先生かと思って一瞬引き返そうと思ったが、話声を聞いた途端に俺のアンテナが反応してその場に留まった。
「....この気持ちを恋って呼んでも良いのかも分からないんだ」
ここからは顔は見えないが、その声は真剣だった。
本人かどうかを確かめたくて、小さく屈みこんだ体制でそろりそろりと近づき、ガラス越しにその背中を見て確信した。
予想した通り、あそこにいるのは新垣だ。
隣にあともう一人いるが、森川かな。
俺の心臓がうるさく鳴り始めた。
すぐに物陰に隠れるようにして、中の壁に張り付いた。
「カナタを想うとよくここらへんがね。ぎゅうって締め付けられたみたいに苦しくなるの。そして涙が出てくる」
ん?カナタって?
クエスチョンマークが頭に浮かんだのもつかの間、その疑問を遮るようにして森川が口を開いた。
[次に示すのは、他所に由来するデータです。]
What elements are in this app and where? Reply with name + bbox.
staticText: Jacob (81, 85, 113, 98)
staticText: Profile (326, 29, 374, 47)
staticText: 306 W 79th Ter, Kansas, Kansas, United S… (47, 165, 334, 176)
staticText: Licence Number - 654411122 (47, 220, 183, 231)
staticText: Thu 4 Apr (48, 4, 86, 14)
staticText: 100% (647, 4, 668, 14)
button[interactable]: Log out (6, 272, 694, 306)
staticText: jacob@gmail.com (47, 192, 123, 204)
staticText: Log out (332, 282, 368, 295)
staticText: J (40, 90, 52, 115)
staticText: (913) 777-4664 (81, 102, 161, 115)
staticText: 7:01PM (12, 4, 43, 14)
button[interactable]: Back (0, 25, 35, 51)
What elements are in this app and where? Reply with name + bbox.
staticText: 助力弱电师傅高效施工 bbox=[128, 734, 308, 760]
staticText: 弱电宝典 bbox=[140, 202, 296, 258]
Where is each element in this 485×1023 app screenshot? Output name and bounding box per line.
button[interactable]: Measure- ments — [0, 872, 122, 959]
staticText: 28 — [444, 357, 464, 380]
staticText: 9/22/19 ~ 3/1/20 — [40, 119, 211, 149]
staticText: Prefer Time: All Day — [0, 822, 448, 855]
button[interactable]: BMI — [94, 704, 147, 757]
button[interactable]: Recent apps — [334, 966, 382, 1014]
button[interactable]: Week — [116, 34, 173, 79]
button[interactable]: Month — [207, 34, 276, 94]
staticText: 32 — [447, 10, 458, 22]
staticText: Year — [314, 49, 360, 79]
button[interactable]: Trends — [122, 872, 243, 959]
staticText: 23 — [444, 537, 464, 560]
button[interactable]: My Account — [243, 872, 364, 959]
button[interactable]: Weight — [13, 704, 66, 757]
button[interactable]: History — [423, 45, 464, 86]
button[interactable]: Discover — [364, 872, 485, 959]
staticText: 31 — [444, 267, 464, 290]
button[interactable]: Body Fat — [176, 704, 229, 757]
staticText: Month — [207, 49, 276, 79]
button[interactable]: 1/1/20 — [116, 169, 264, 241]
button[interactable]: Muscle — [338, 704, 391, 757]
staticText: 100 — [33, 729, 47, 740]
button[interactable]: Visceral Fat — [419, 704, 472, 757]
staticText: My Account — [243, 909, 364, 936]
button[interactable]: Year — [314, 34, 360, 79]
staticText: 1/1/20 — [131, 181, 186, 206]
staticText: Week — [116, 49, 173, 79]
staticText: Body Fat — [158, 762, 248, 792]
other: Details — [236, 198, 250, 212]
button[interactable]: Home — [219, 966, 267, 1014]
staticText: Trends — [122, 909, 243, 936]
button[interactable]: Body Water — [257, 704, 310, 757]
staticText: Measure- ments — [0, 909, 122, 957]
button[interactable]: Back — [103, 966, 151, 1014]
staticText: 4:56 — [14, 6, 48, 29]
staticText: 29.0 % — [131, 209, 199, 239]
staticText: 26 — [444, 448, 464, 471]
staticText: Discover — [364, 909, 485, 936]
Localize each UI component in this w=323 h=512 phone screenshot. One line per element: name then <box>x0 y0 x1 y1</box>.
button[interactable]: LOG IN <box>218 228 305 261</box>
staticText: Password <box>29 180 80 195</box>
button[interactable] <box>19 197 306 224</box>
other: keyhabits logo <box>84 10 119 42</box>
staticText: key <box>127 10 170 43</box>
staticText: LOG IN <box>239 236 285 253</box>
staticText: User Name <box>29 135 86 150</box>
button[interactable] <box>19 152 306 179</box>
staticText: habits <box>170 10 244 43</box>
「...好きっていう気持ちは....思いたいからって思い始めるわけじゃなくて、気づいたら思っちゃっているんだもんね...」
小さなつぶやくような声だから、途切れ途切れにしか聞こえなかったが、これが恋の相談だということは分かった。
発言に確かにと頷きそうになりながらも、いや待てよと、自分の頭の中の整理を始める。
新垣が恋をしているということ、その相手が誰だったっけ?
もう一度そいつの名前を聞きたい、そう願った。